The Court reasoned that a copy of a sent email isn’t really saved “for purposes of backup protection of such communication.” 18 U.S.C. § 2510(17). It did not rule out the possibility that a copy saved by the recipient’s service provider would constitute a stored communication, however. The opinion nominally strives to harmonize its interpretation with Theofel v. Farey-Jones (9th Cir. 359 F.3d 1066, 1072 (9th Cir. 2004) (Kozinski, J.) (applying principles of common law trespass to interpretation of the SCA); but I think that effort is disingenuous.

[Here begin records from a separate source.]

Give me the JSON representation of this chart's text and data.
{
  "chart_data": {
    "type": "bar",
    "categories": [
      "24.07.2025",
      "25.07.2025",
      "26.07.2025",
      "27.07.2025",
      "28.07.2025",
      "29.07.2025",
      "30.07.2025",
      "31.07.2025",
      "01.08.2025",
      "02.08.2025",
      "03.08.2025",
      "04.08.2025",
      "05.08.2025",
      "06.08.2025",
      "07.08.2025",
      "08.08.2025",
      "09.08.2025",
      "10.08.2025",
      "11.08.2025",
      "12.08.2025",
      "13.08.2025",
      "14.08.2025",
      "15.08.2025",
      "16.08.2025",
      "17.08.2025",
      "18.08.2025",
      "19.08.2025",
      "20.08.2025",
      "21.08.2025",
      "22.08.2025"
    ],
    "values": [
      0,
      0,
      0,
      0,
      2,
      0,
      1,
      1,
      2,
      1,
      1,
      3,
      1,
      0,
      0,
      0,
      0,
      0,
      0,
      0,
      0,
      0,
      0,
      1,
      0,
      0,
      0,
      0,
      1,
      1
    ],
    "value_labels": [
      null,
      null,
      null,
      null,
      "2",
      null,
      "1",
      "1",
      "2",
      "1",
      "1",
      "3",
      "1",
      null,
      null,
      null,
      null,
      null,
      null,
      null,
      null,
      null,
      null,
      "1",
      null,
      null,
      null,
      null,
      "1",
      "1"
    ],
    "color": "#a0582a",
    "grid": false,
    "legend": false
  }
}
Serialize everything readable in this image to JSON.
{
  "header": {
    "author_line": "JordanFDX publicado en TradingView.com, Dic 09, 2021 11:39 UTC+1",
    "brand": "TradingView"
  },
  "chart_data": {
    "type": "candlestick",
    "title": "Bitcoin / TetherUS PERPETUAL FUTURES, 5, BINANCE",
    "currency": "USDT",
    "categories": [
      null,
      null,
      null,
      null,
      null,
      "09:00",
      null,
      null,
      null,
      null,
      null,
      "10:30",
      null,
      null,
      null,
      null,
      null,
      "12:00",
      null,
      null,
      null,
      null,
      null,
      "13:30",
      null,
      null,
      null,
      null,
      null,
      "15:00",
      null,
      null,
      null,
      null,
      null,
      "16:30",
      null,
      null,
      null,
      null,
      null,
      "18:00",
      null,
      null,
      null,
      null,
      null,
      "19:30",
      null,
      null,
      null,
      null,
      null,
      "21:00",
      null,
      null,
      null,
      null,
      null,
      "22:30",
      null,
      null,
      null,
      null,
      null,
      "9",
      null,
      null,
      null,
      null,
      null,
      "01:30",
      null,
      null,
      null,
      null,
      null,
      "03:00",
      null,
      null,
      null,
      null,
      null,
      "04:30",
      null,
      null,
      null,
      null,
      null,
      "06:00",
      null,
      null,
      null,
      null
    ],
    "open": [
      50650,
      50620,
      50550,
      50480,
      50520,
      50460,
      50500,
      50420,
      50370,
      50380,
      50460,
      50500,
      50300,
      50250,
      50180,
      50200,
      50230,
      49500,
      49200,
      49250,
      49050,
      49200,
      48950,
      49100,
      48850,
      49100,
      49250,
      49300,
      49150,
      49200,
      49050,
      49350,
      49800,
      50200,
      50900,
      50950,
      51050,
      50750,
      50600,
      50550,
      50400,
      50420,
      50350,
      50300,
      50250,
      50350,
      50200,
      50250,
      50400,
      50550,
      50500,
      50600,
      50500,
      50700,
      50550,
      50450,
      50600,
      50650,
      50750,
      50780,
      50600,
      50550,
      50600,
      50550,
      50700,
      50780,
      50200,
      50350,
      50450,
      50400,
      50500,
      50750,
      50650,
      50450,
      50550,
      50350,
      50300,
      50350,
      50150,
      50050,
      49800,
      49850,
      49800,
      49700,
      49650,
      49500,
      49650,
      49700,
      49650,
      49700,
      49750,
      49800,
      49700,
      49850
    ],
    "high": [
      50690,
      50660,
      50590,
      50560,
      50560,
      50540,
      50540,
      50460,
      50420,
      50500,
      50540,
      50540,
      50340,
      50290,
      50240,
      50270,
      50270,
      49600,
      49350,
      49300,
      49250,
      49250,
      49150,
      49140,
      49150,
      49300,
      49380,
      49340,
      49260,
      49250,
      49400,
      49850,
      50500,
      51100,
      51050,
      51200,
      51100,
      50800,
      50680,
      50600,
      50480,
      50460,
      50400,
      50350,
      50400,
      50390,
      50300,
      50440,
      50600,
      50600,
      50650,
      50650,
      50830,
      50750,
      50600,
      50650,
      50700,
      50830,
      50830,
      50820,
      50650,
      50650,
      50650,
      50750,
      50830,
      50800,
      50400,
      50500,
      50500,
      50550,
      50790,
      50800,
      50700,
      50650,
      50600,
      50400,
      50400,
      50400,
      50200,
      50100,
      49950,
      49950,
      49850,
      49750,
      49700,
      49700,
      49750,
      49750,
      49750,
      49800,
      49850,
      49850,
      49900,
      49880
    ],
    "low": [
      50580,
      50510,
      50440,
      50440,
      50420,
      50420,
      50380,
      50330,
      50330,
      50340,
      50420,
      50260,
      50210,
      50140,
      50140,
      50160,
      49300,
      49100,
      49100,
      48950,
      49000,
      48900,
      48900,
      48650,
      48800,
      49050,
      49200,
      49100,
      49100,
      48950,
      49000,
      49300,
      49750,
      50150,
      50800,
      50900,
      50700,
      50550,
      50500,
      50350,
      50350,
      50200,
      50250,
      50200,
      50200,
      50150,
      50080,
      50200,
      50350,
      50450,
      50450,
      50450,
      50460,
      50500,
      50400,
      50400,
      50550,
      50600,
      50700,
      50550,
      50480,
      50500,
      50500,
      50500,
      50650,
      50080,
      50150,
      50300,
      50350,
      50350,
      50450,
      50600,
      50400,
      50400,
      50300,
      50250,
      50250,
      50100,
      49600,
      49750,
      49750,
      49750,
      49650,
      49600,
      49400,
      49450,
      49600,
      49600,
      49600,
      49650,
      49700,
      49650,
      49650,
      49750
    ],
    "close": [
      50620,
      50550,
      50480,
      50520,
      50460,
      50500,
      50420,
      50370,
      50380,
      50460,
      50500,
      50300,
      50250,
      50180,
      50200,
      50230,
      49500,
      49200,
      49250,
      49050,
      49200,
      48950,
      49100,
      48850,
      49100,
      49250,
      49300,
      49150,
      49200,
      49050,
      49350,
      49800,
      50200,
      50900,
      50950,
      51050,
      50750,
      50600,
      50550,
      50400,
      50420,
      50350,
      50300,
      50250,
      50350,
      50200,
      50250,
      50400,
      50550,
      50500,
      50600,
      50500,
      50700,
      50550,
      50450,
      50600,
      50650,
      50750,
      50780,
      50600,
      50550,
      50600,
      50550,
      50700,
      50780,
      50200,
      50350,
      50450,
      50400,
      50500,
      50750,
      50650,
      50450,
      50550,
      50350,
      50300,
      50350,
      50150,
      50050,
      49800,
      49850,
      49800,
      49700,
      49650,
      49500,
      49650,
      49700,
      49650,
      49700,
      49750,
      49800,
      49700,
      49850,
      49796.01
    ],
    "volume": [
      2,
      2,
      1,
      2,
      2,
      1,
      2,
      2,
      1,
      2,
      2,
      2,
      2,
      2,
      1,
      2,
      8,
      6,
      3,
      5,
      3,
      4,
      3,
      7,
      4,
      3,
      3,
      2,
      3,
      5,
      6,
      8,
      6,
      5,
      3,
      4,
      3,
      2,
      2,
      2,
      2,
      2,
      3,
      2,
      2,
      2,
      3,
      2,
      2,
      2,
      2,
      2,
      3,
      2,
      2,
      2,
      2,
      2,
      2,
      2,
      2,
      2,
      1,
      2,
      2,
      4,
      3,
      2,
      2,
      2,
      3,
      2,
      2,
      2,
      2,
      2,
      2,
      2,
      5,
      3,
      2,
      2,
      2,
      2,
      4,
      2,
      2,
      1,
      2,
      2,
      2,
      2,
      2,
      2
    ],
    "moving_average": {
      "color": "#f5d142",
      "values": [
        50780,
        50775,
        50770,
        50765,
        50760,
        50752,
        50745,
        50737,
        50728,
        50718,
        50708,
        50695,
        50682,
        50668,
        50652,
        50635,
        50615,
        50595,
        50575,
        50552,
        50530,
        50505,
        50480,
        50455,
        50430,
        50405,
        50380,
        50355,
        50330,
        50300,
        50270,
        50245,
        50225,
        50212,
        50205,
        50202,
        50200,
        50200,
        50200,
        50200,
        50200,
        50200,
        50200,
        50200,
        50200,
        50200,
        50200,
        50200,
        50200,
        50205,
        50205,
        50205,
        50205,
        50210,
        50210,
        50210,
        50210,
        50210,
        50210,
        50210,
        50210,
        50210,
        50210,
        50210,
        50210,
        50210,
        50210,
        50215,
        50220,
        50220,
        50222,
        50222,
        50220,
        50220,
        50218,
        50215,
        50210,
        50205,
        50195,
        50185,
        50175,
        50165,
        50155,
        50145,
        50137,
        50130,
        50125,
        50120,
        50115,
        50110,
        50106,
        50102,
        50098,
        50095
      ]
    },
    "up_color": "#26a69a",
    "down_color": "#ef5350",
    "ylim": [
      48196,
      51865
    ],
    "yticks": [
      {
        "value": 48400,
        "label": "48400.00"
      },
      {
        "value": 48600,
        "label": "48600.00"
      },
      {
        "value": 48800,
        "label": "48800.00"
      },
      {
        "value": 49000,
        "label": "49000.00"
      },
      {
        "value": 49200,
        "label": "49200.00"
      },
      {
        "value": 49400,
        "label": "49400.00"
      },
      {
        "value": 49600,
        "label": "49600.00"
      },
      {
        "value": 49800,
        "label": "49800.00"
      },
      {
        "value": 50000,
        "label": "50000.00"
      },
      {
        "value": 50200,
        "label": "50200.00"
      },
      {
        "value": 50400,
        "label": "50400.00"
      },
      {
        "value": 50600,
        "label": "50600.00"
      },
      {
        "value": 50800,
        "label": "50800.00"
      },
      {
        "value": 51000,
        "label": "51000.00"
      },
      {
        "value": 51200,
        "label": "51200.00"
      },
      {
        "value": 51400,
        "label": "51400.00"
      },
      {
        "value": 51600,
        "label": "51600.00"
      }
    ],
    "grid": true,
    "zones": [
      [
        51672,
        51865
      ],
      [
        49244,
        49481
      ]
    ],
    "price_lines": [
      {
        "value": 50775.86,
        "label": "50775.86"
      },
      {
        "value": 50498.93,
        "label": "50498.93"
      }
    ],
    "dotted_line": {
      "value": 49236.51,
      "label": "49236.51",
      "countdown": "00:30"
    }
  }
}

In my view, the Eight Circuit’s reasoning requires a tortured definition of “backup.” To me, the more expansive interpretation articulated by Chief Judge Kozinski in Theofel is intuitive, because the email, whether in the “sent” folder or another folder, is still literally a “stored communication.” Thanks to footnotes and parentheticals, I think we can read between the lines here: in light of post-SCA proliferation of email, the panel thought it was dumb to make a federal case out of every unauthorized use of an email account. (I would agree with that, but it still amounts to judicial activism.)
Regardless, to avoid SCA and similar issues, it’s important that companies create and enforce sensible personnel policies limiting access to personal accounts, as well as data retention policies. And everyone should periodically change passwords (or better yet, use 2-factor authentication) for their personal as well as professional accounts. That would have prevented this whole situation.
Good catch. The Stored Communications Act sure leads to some funny cases; it is a tremendously overbroad law meant to catch malicious “hackers”; but with little difference in kind between what hackers do and more “routine” violations of digital boundaries or trust, plus growing prevalence of digital activities in our everyday lives, we are sure to see more frequent attempts to apply the Act — with bewildering results. The situation is not helped at all by the squishiness of terms like “unauthorized”, “access”, “communications”, “stored”, or “for the purposes of”, as is illustrated nicely by the circuit split you point out. (The Computer Fraud and Abuse Act embodies similar ambiguities leading to similarly questionable and arbitrary outcomes such as, e.g., US v. Morris, 928 F.2d 504, where exceeding authorized access was shoehorned into “unauthorized access” for the purposes of convicting Robert Morris for the “Internet Worm” — perhaps rightfully. But it’s not clear that we really want the mere exploitation of a software vulnerability — perhaps innocently — to invoke the CFAA).